Dear Prudence,
A close childhood friend of mine, “Anna,” has been struggling with infertility. We both married our spouses in early 2019, and they began trying for a baby on their honeymoon. My husband and I held off due to the pandemic and started trying after we’d received our COVID-19 jabs.
We were fortunate to get pregnant right away. Unfortunately, Anna has had the opposite experience and has since tried multiple rounds of IVF. I have tried to keep my pregnancy updates, details about our baby boy, and talk about becoming a mum as infrequent as possible. I purposely don’t bring up my son as often as I would with other friends in order to be sensitive to her feelings. She claims she’s happy for me, but it’s hard for her to hear about my pregnancy and newborn, which I understand.
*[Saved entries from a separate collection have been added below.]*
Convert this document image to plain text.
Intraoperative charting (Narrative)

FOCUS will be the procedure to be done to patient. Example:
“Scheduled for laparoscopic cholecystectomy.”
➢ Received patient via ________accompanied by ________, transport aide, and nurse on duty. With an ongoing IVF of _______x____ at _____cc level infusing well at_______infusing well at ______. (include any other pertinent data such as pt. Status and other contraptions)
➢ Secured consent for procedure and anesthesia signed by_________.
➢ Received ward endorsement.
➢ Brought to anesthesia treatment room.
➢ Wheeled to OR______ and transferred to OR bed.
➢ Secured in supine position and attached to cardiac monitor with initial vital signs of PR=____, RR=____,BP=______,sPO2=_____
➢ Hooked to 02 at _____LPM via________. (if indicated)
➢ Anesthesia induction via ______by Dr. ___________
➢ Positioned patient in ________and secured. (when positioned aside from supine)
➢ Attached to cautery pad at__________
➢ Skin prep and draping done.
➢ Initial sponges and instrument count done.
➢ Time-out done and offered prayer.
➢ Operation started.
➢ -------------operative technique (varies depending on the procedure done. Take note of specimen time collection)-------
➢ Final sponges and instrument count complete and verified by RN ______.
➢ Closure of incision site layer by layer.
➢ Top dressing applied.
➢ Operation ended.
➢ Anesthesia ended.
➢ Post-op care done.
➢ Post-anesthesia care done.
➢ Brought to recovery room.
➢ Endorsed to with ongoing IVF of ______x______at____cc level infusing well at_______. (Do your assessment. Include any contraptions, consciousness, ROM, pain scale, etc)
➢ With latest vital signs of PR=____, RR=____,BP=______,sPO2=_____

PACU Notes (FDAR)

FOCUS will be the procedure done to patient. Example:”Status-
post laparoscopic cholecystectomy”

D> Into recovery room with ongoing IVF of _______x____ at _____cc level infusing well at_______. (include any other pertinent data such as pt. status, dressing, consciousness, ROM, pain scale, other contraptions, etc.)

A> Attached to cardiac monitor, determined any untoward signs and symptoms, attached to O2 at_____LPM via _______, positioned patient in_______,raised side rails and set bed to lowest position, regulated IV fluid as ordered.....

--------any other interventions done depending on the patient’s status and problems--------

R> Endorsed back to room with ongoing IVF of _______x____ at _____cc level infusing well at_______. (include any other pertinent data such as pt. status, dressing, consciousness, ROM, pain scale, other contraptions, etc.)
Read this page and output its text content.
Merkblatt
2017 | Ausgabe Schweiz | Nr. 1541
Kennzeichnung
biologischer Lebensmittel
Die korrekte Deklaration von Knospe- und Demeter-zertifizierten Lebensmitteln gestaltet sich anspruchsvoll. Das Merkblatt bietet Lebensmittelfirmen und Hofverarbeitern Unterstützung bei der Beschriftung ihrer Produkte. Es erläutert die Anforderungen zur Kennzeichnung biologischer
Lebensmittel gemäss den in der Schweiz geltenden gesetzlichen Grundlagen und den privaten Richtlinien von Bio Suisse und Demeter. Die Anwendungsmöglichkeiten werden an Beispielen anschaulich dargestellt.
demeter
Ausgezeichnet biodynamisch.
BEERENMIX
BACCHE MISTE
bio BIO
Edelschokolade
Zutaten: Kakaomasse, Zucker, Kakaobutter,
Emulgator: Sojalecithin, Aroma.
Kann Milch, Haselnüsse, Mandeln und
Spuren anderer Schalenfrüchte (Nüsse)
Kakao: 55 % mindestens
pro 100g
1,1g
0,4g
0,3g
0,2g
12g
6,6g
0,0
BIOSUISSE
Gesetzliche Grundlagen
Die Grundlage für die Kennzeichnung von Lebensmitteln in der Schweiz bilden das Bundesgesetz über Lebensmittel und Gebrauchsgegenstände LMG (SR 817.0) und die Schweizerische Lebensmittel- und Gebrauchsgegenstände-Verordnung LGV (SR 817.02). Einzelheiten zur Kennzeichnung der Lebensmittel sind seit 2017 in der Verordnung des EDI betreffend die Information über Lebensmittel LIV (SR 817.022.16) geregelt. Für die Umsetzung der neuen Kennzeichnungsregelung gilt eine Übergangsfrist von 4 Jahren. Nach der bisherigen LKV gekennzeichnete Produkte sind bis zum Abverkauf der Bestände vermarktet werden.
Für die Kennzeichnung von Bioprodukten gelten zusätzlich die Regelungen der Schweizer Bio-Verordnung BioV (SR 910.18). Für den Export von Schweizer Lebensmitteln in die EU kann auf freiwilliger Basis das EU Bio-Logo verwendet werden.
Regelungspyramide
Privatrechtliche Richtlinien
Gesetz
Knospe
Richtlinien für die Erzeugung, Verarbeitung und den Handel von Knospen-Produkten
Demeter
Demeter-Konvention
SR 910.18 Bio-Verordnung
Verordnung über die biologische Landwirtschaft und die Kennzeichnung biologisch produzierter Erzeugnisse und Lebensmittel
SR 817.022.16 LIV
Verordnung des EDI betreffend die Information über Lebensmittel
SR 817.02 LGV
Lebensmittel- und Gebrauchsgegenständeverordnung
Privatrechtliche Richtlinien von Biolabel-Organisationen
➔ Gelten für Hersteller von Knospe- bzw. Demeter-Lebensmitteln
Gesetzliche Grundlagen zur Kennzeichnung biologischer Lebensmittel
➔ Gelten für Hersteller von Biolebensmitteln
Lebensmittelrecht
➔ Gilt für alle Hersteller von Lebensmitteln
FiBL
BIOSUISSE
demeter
Before I had my son, she was forthcoming about her infertility struggles, and I provided a shoulder to lean on and ear to listen whenever she wanted to talk. I checked in on how she was doing regularly, and have continued to do so, but ever since my son was born she has shut me out.
She met him once when he was a few weeks old but shortly after had another unsuccessful round of IVF. I have tried to contact her many times about a funny program or good book I’ve read (any topics far from mum life/pregnancy) and have seemingly been ghosted. If she responds she’s quite short. My heart hurts for her and I really, really miss my friend. There’s nothing I want more than for her to have the pregnancy and motherhood experience she so desires. But I’m at a loss as to how to proceed. We have had a chat where I told her I wanted to be sensitive to her circumstances and have tried to initiate conversations without bringing up my son or how much my life has changed. It’s been difficult, as I was diagnosed with postnatal depression, which I felt I was unable to confide in her as I would never want to cause her any additional hurt or pain. I have since opened up to her about my diagnosis and mental health, but it was a difficult conversation. Throughout my pregnancy I felt overwhelming guilt and anxiety at having gotten pregnant so quickly and even more so now that my son is nearly four months old. Aside from a birth announcement, I have avoided sharing photos and updates of my son on social media, as she has mentioned in the past that pregnancy and baby posts are difficult for her. I’m currently on leave through the end of the year and am therefore unable to facilitate the typical back and forth regarding work, though I’ve made it a point to ask how her recent promotion has been going. It’s been nearly a month since we last spoke, and our phone conversation was awkward and stilted at best. She has not responded to my messages since. What can I do to mend our relationship? I’m hesitant to have another “I’m here for you” chat as she has expressed she does not want sympathy and prefers I not ask how she’s faring. Yet my attempts at otherwise innocuous conversation have been met with a brick wall. We have been close since primary school, I consider her to be the sister I never had, and I really don’t want this to end our decades-old friendship.